1口座の預金額が平均1万円と低いことも、手続きを諦める要因となっているのでしょう。

このようなことから現状では年間800億円から1千億円ほどの休眠口座が毎年増えており、払い戻しがされないまま放置された約500億円ほどが金融機関の利益となっています。これは世界でも最大規模。

この巨額の眠れるお金を福祉や教育に活かそうと生み出されたのが、今回の「休眠口座活用法案」というわけです。

3.休眠預金を掘り起こして何を行なうのか?

法案が成立すれば、政府は毎年500億~600億円ほどを新たに活用できるとされています。では一体なにに活用するのでしょうか

下記は現時点で考えられている活用方法です。

  • 生活困窮者支援
  • 子ども・若者支援
  • 地域活性化などの支援

たとえば経済的に困窮している家庭では子どもが十分な教育を受けられないことが問題となっていますが、このような子どもを支援することに活用されるとのことです。
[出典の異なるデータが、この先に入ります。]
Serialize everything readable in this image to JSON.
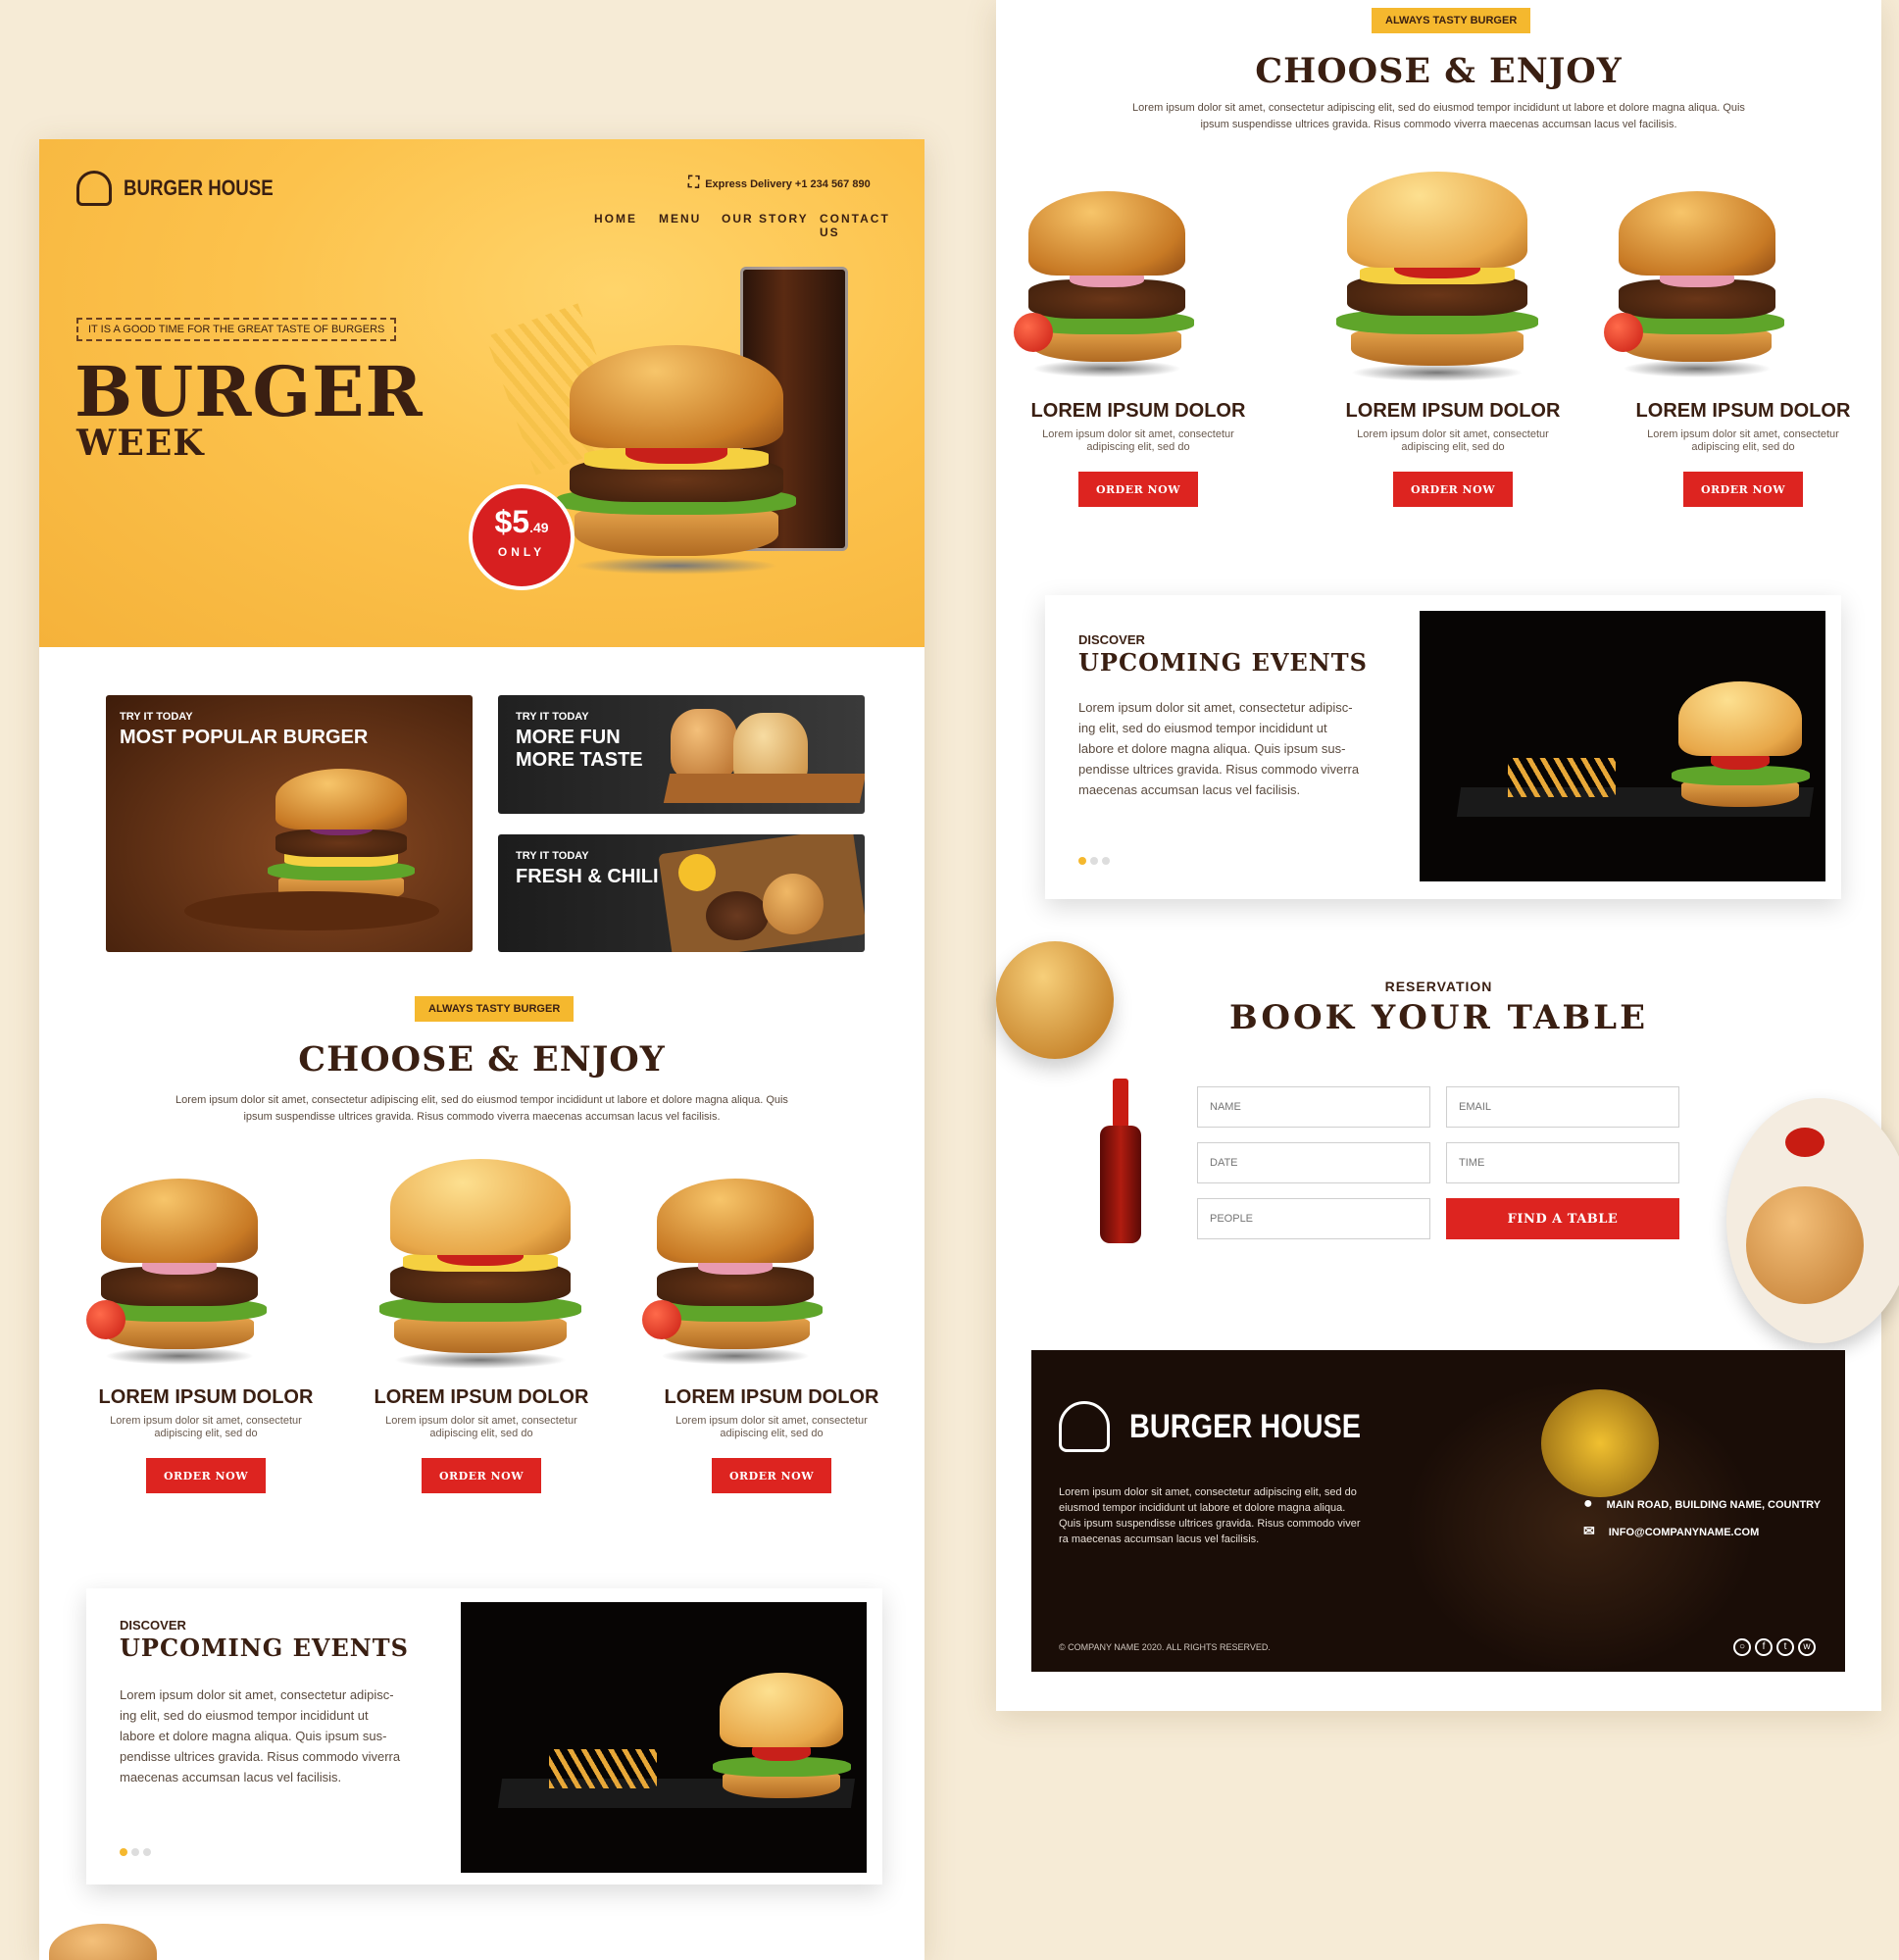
{
  "brand": {
    "name": "BURGER HOUSE"
  },
  "header": {
    "delivery": "Express Delivery +1 234 567 890",
    "nav": [
      "HOME",
      "MENU",
      "OUR STORY",
      "CONTACT US"
    ]
  },
  "hero": {
    "tagline": "IT IS A GOOD TIME FOR THE GREAT TASTE OF BURGERS",
    "title_line1": "BURGER",
    "title_line2": "WEEK",
    "price_main": "$5",
    "price_cents": ".49",
    "price_note": "ONLY"
  },
  "promos": [
    {
      "kicker": "TRY IT TODAY",
      "title": "MOST POPULAR BURGER"
    },
    {
      "kicker": "TRY IT TODAY",
      "title": "MORE FUN",
      "title2": "MORE TASTE"
    },
    {
      "kicker": "TRY IT TODAY",
      "title": "FRESH & CHILI"
    }
  ],
  "choose": {
    "chip": "ALWAYS TASTY BURGER",
    "title": "CHOOSE & ENJOY",
    "text1": "Lorem ipsum dolor sit amet, consectetur adipiscing elit, sed do eiusmod tempor incididunt ut labore et dolore magna aliqua. Quis",
    "text2": "ipsum suspendisse ultrices gravida. Risus commodo viverra maecenas accumsan lacus vel facilisis.",
    "items": [
      {
        "title": "LOREM IPSUM DOLOR",
        "desc1": "Lorem ipsum dolor sit amet, consectetur",
        "desc2": "adipiscing elit, sed do",
        "button": "ORDER NOW"
      },
      {
        "title": "LOREM IPSUM DOLOR",
        "desc1": "Lorem ipsum dolor sit amet, consectetur",
        "desc2": "adipiscing elit, sed do",
        "button": "ORDER NOW"
      },
      {
        "title": "LOREM IPSUM DOLOR",
        "desc1": "Lorem ipsum dolor sit amet, consectetur",
        "desc2": "adipiscing elit, sed do",
        "button": "ORDER NOW"
      }
    ]
  },
  "events": {
    "kicker": "DISCOVER",
    "title": "UPCOMING EVENTS",
    "lines": [
      "Lorem ipsum dolor sit amet, consectetur adipisc-",
      "ing elit, sed do eiusmod tempor incididunt ut",
      "labore et dolore magna aliqua. Quis ipsum sus-",
      "pendisse ultrices gravida. Risus commodo viverra",
      "maecenas accumsan lacus vel facilisis."
    ]
  },
  "reservation": {
    "kicker": "RESERVATION",
    "title": "BOOK YOUR TABLE",
    "fields": {
      "name": "NAME",
      "email": "EMAIL",
      "date": "DATE",
      "time": "TIME",
      "people": "PEOPLE"
    },
    "button": "FIND A TABLE"
  },
  "footer": {
    "brand": "BURGER HOUSE",
    "text1": "Lorem ipsum dolor sit amet, consectetur adipiscing elit, sed do",
    "text2": "eiusmod tempor incididunt ut labore et dolore magna aliqua.",
    "text3": "Quis ipsum suspendisse ultrices gravida. Risus commodo viver",
    "text4": "ra maecenas accumsan lacus vel facilisis.",
    "address": "MAIN ROAD, BUILDING NAME, COUNTRY",
    "email": "INFO@COMPANYNAME.COM",
    "copyright": "© COMPANY NAME 2020. ALL RIGHTS RESERVED.",
    "social_icons": [
      "instagram-icon",
      "facebook-icon",
      "twitter-icon",
      "whatsapp-icon"
    ]
  },
  "colors": {
    "accent_yellow": "#f5b82e",
    "accent_red": "#dd2420",
    "dark_brown": "#3a1f12"
  }
}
ほかにも空き家問題などを解決するための取り組みもサポートされます。

日本は経済の衰退を経験しており回復の兆しは見えません。雇用や年金問題なども深刻化しています。しかし少子超高齢化や年金保険料の未払い、消費税増税の延期などですでに財政は危機的状態。もはや「セーフティネット」も危うくなっています。

毎年500億円~600億円もの財源を確保できる可能性のある「休眠口座活用法案」が成立するのはほぼ確実でしょう。私たちにできることは、まず休眠口座があるかどうかを確認すること、相続を“争族”としないようにすることなどです。

日本経済がより良い方向へと向かう一つの解決策だとはいえ、複雑な想いを抱えるかたも少なくはないかもしれませんね。